The historical fear that testosterone causes prostate cancer has been largely refuted. The saturation model suggests prostate tissue is maximally stimulated at testosterone levels well below the normal range. TRT does not increase prostate cancer risk in men without pre-existing cancer. PSA monitoring is still recommended.

The Historical Fear and Its Origins

For decades, the relationship between testosterone and prostate health was dominated by a simple but ultimately incorrect model: testosterone feeds prostate cancer growth, therefore testosterone replacement is dangerous. This belief stemmed from observations in the 1940s that castration (which dramatically reduces testosterone) caused regression of metastatic prostate cancer. The logical but flawed extrapolation was that higher testosterone must cause more aggressive prostate cancer growth.

The Saturation Model

The saturation model, developed by Abraham Morgentaler and colleagues, provides a more accurate framework for understanding the testosterone-prostate relationship. The model proposes that prostate tissue has a finite capacity to respond to testosterone — once androgen receptors are saturated (which occurs at relatively low testosterone levels, around 200–250 ng/dL), additional testosterone produces no further stimulation of prostate growth. This explains why: men with very low testosterone can have prostate cancer, TRT does not increase PSA levels in most men, and men with higher testosterone do not have higher rates of prostate cancer.

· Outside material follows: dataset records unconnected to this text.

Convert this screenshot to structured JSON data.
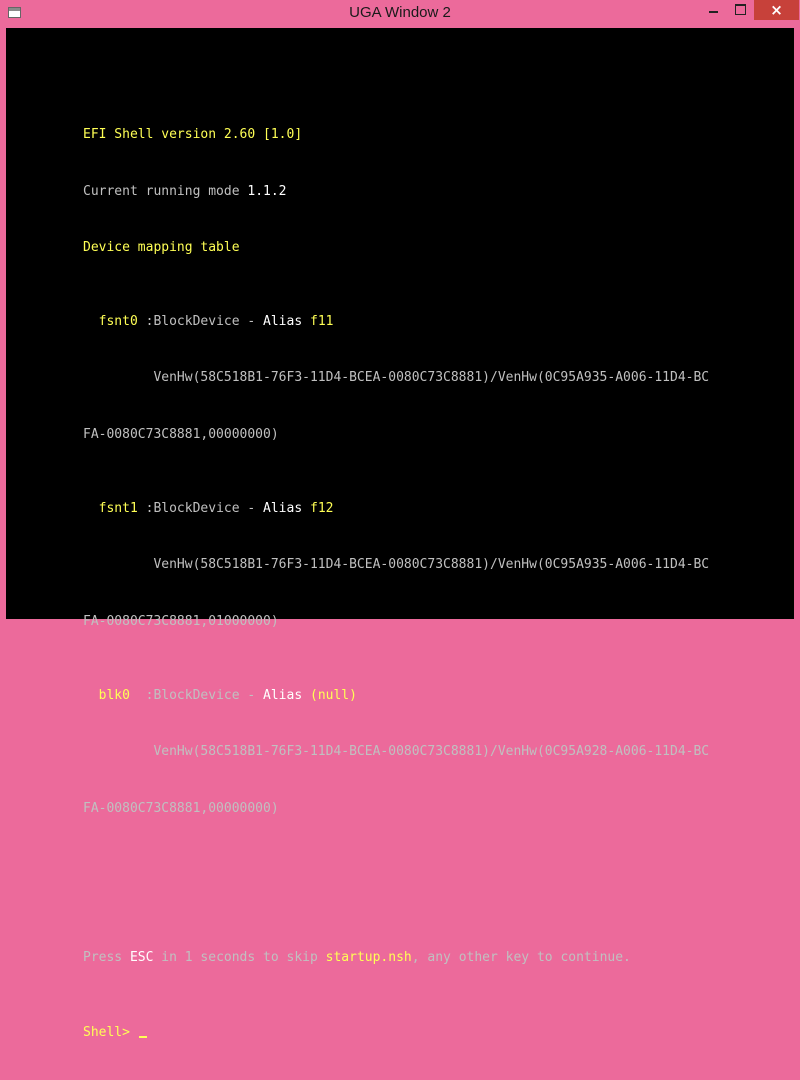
{
  "window": {
    "title": "UGA Window 2",
    "close_glyph": "×",
    "controls": [
      "minimize",
      "maximize",
      "close"
    ]
  },
  "console": {
    "shell_version": "EFI Shell version 2.60 [1.0]",
    "mode_label": "Current running mode ",
    "mode_value": "1.1.2",
    "mapping_heading": "Device mapping table",
    "devices": [
      {
        "name": "  fsnt0",
        "sep": " :BlockDevice - ",
        "alias_label": "Alias ",
        "alias": "f11",
        "path1": "         VenHw(58C518B1-76F3-11D4-BCEA-0080C73C8881)/VenHw(0C95A935-A006-11D4-BC",
        "path2": "FA-0080C73C8881,00000000)"
      },
      {
        "name": "  fsnt1",
        "sep": " :BlockDevice - ",
        "alias_label": "Alias ",
        "alias": "f12",
        "path1": "         VenHw(58C518B1-76F3-11D4-BCEA-0080C73C8881)/VenHw(0C95A935-A006-11D4-BC",
        "path2": "FA-0080C73C8881,01000000)"
      },
      {
        "name": "  blk0 ",
        "sep": " :BlockDevice - ",
        "alias_label": "Alias ",
        "alias": "(null)",
        "path1": "         VenHw(58C518B1-76F3-11D4-BCEA-0080C73C8881)/VenHw(0C95A928-A006-11D4-BC",
        "path2": "FA-0080C73C8881,00000000)"
      }
    ],
    "startup": {
      "press": "Press ",
      "esc": "ESC",
      "in_text": " in 1 seconds to skip ",
      "script": "startup.nsh",
      "rest": ", any other key to continue."
    },
    "prompt": "Shell> "
  },
  "colors": {
    "window_frame": "#ec6a9b",
    "close_button": "#c7413a",
    "console_bg": "#000000",
    "text_yellow": "#ffff55",
    "text_gray": "#c0c0c0",
    "text_white": "#ffffff"
  }
}
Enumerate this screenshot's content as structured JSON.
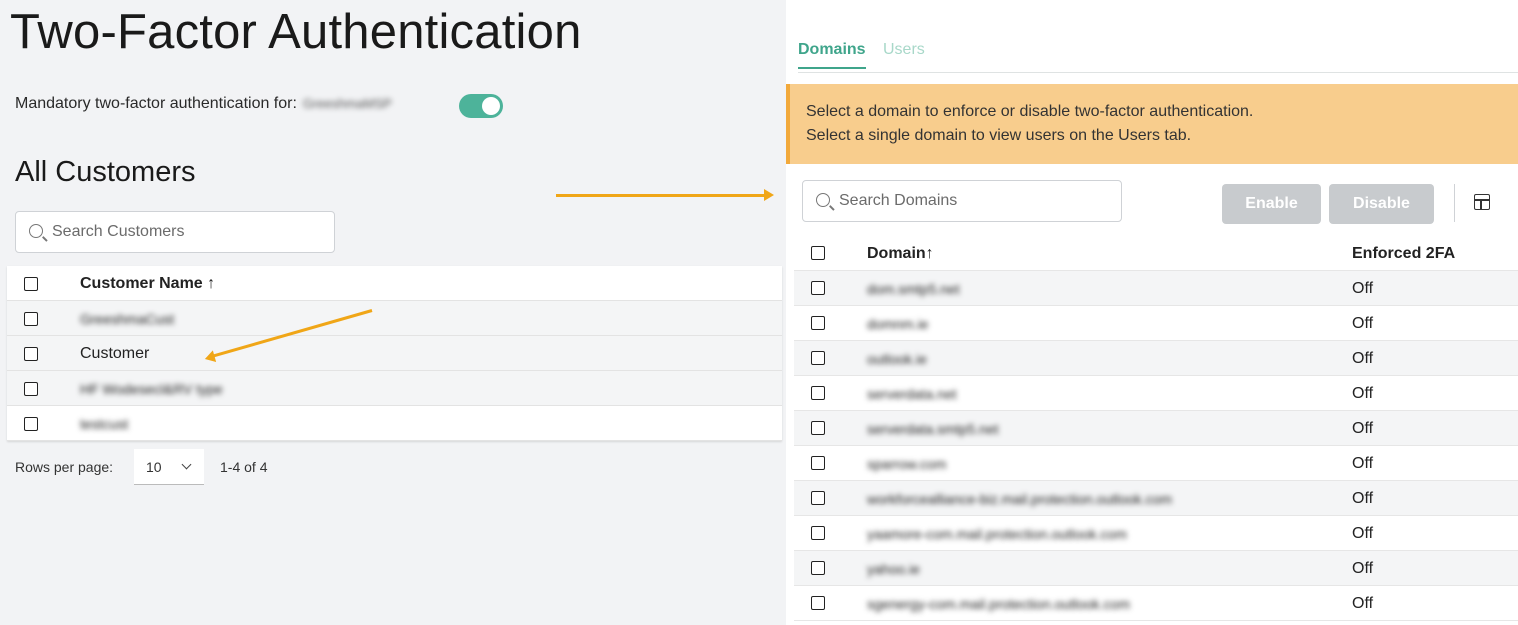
{
  "page": {
    "title": "Two-Factor Authentication",
    "mandatory_label": "Mandatory two-factor authentication for:",
    "mandatory_target": "GreeshmaMSP",
    "mandatory_enabled": true
  },
  "customers": {
    "title": "All Customers",
    "search_placeholder": "Search Customers",
    "column_header": "Customer Name",
    "sort_icon": "arrow-up-icon",
    "rows": [
      "GreeshmaCust",
      "Customer",
      "HF Wodesecl&RV type",
      "testcust"
    ],
    "pagination": {
      "rows_per_page_label": "Rows per page:",
      "rows_per_page": "10",
      "range": "1-4 of 4"
    }
  },
  "domains_panel": {
    "tabs": [
      {
        "label": "Domains",
        "active": true
      },
      {
        "label": "Users",
        "active": false
      }
    ],
    "banner": {
      "line1": "Select a domain to enforce or disable two-factor authentication.",
      "line2": "Select a single domain to view users on the Users tab."
    },
    "search_placeholder": "Search Domains",
    "enable_label": "Enable",
    "disable_label": "Disable",
    "columns": {
      "domain": "Domain",
      "enforced": "Enforced 2FA"
    },
    "rows": [
      {
        "domain": "dom.smtp5.net",
        "enforced": "Off"
      },
      {
        "domain": "domnm.ie",
        "enforced": "Off"
      },
      {
        "domain": "outlook.ie",
        "enforced": "Off"
      },
      {
        "domain": "serverdata.net",
        "enforced": "Off"
      },
      {
        "domain": "serverdata.smtp5.net",
        "enforced": "Off"
      },
      {
        "domain": "sparrow.com",
        "enforced": "Off"
      },
      {
        "domain": "workforcealliance-biz.mail.protection.outlook.com",
        "enforced": "Off"
      },
      {
        "domain": "yaamore-com.mail.protection.outlook.com",
        "enforced": "Off"
      },
      {
        "domain": "yahoo.ie",
        "enforced": "Off"
      },
      {
        "domain": "sgenergy-com.mail.protection.outlook.com",
        "enforced": "Off"
      }
    ]
  },
  "colors": {
    "accent": "#3fa58b",
    "toggle_on": "#4db39a",
    "banner_bg": "#f8cd8d",
    "annotation_arrow": "#f0a617",
    "disabled_button": "#c8cbce"
  }
}
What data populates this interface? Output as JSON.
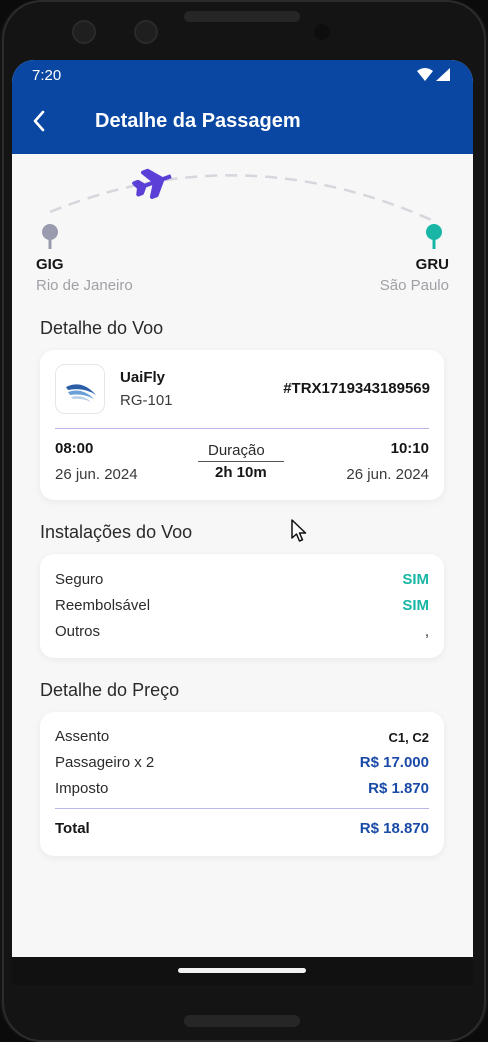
{
  "status_bar": {
    "time": "7:20"
  },
  "header": {
    "title": "Detalhe da Passagem"
  },
  "route": {
    "origin": {
      "code": "GIG",
      "city": "Rio de Janeiro"
    },
    "destination": {
      "code": "GRU",
      "city": "São Paulo"
    }
  },
  "flight_section": {
    "title": "Detalhe do Voo",
    "airline": "UaiFly",
    "flight_number": "RG-101",
    "ticket_id": "#TRX1719343189569",
    "departure": {
      "time": "08:00",
      "date": "26 jun. 2024"
    },
    "arrival": {
      "time": "10:10",
      "date": "26 jun. 2024"
    },
    "duration_label": "Duração",
    "duration_value": "2h 10m"
  },
  "facilities_section": {
    "title": "Instalações do Voo",
    "rows": [
      {
        "label": "Seguro",
        "value": "SIM"
      },
      {
        "label": "Reembolsável",
        "value": "SIM"
      },
      {
        "label": "Outros",
        "value": ","
      }
    ]
  },
  "price_section": {
    "title": "Detalhe do Preço",
    "seat_label": "Assento",
    "seat_value": "C1, C2",
    "passengers_label": "Passageiro x 2",
    "passengers_value": "R$  17.000",
    "tax_label": "Imposto",
    "tax_value": "R$  1.870",
    "total_label": "Total",
    "total_value": "R$  18.870"
  },
  "colors": {
    "header_bg": "#0a47a3",
    "accent_purple": "#5b3fd6",
    "origin_pin": "#9b9bb0",
    "destination_pin": "#19b6a6",
    "price_blue": "#1a4aa8",
    "yes_green": "#19b6a6"
  },
  "icons": {
    "back": "chevron-left-icon",
    "plane": "airplane-icon",
    "wifi": "wifi-icon",
    "signal": "signal-icon",
    "airline_logo": "airline-logo-icon",
    "cursor": "mouse-cursor-icon"
  }
}
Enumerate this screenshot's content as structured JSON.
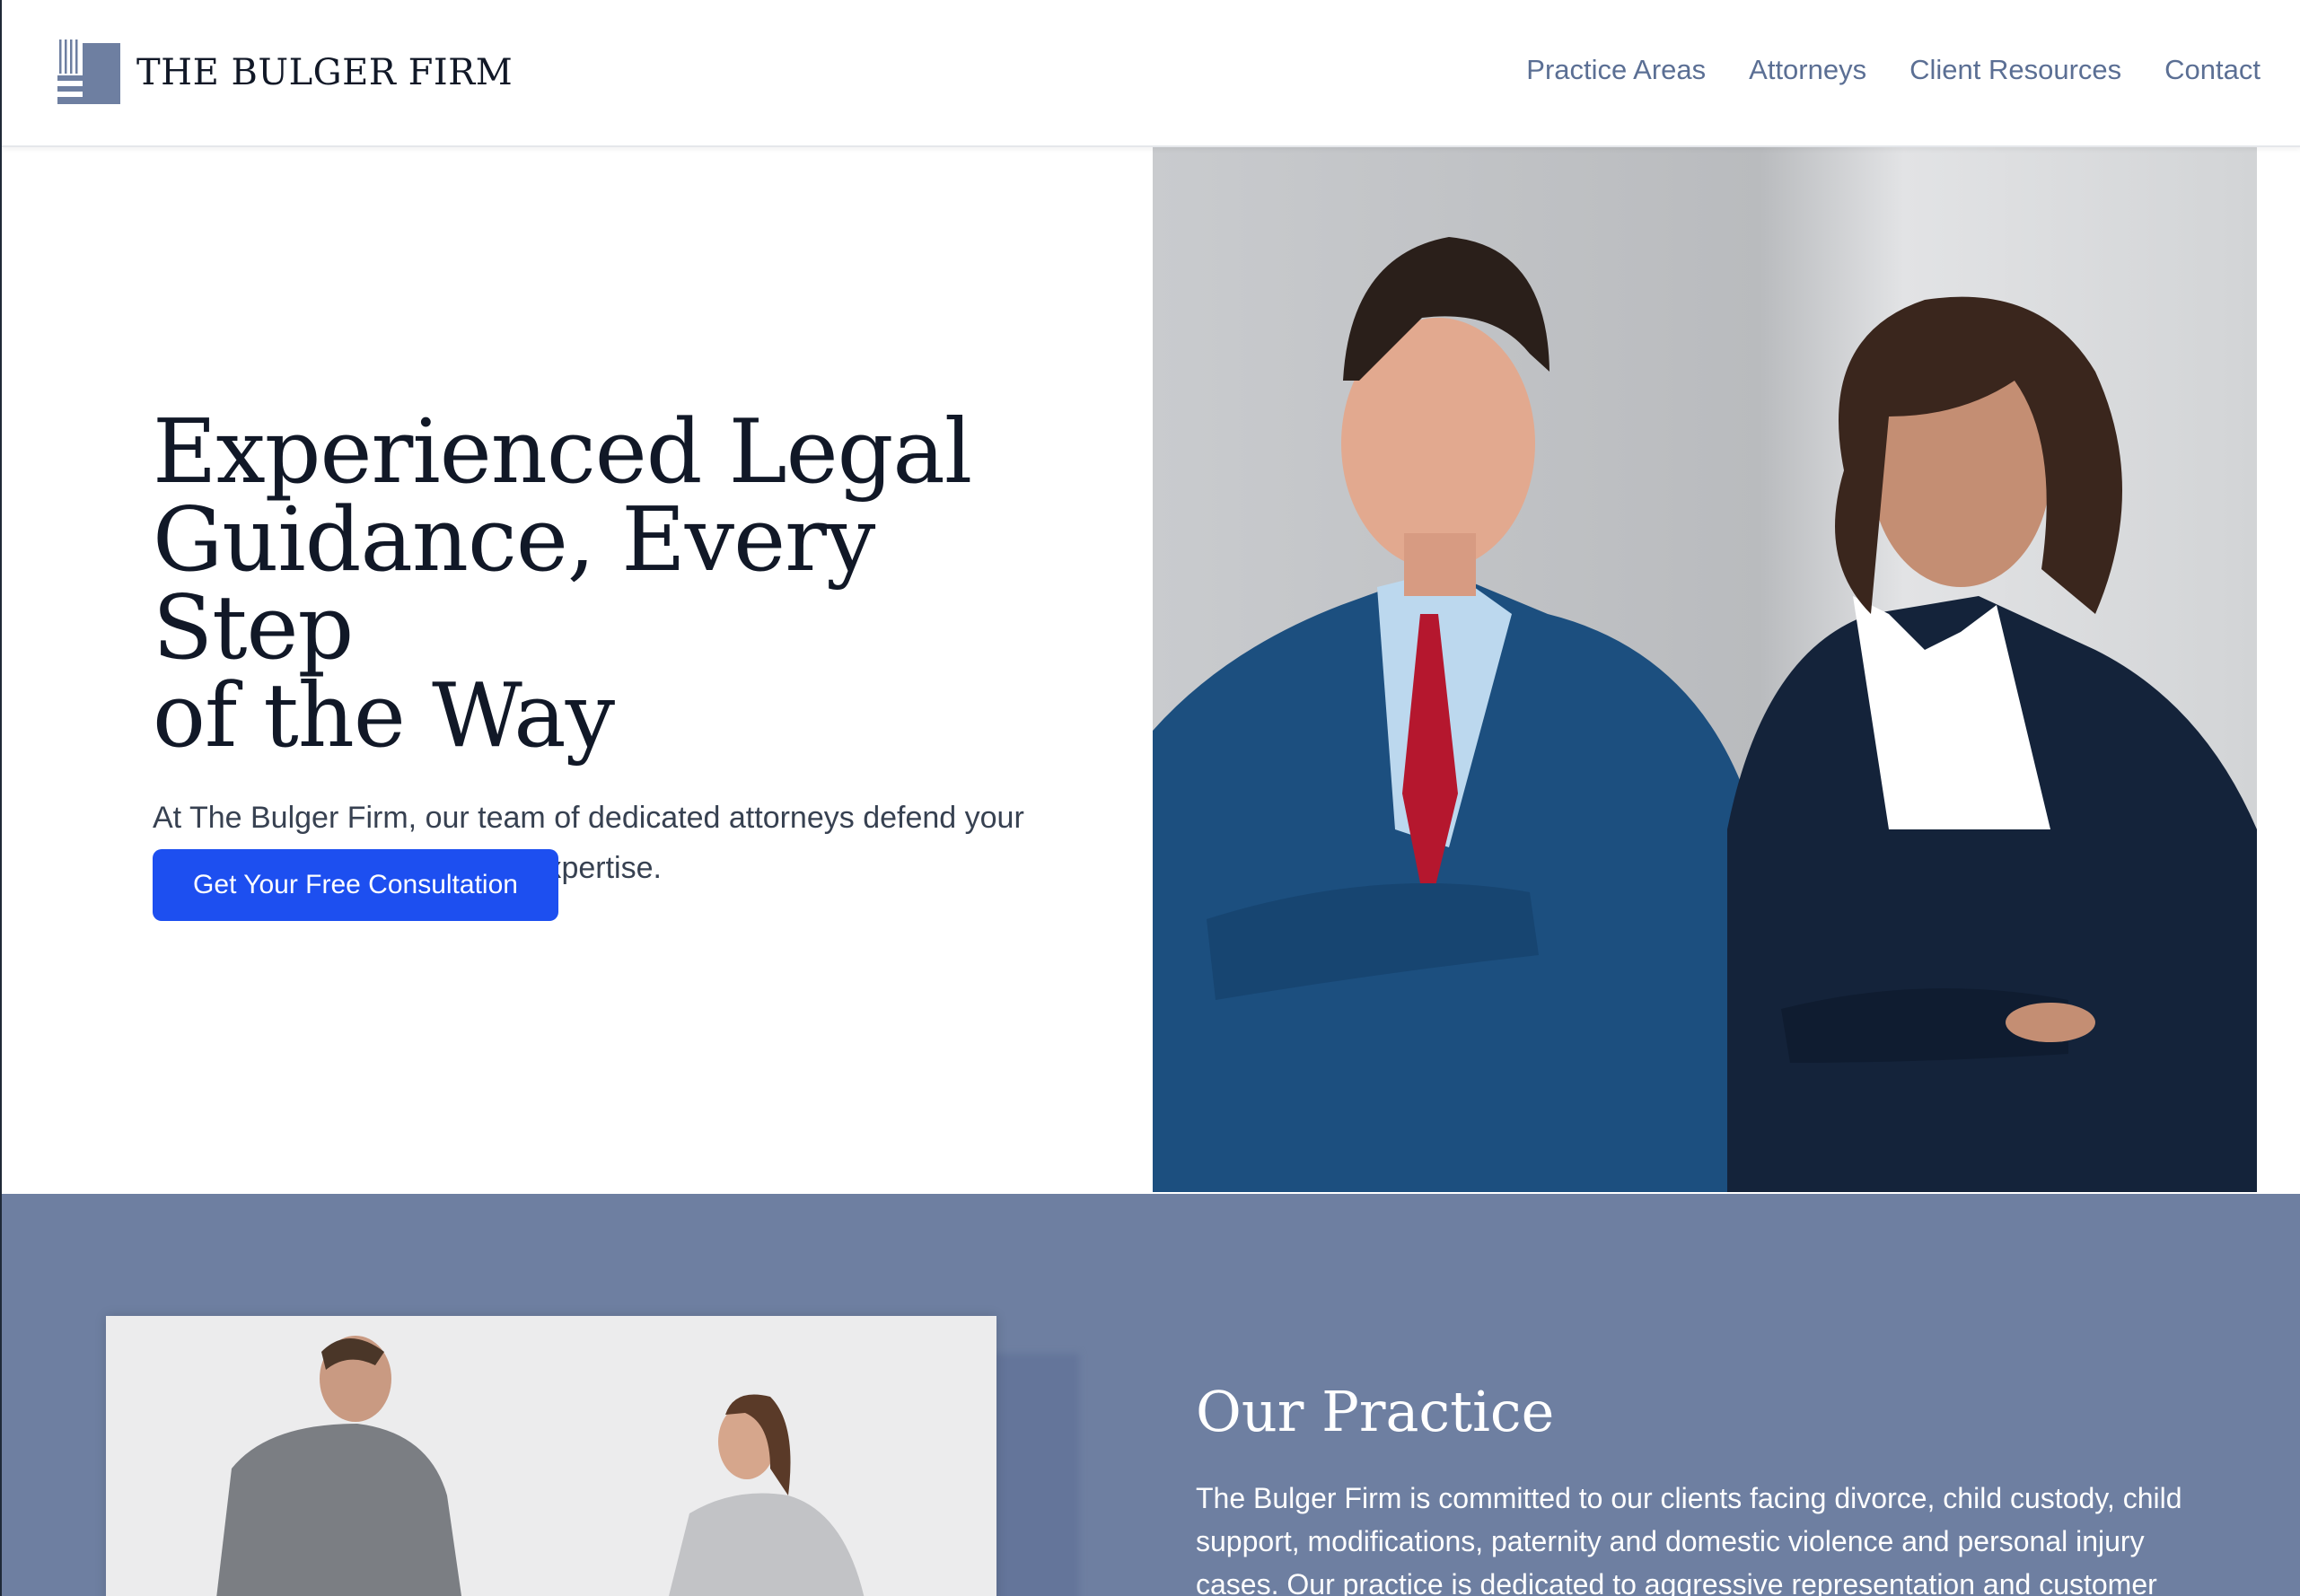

Evidence from Clinical Studies

Multiple large observational studies and meta-analyses have failed to find an association between higher testosterone levels and increased prostate cancer risk. The TRAVERSE trial — the largest RCT of TRT — found no significant difference in prostate cancer incidence between testosterone-treated men and placebo-treated men over a median follow-up of 33 months. Importantly, TRT has been used successfully in carefully selected men with a history of treated prostate cancer, with no evidence of cancer recurrence in multiple case series.

PSA Monitoring on TRT

Despite the reassuring evidence on prostate cancer risk, PSA monitoring remains an important part of TRT management. PSA may increase modestly when testosterone is restored to normal levels (reflecting normalization of prostate function rather than cancer stimulation). A PSA increase of more than 1.4 ng/mL in the first year of TRT, or any PSA above 4 ng/mL, warrants urological evaluation.

Benign Prostatic Hyperplasia (BPH)

TRT may worsen lower urinary tract symptoms in men with pre-existing BPH. Men with significant BPH symptoms should have these addressed before starting TRT, and should be monitored for symptom changes after initiation.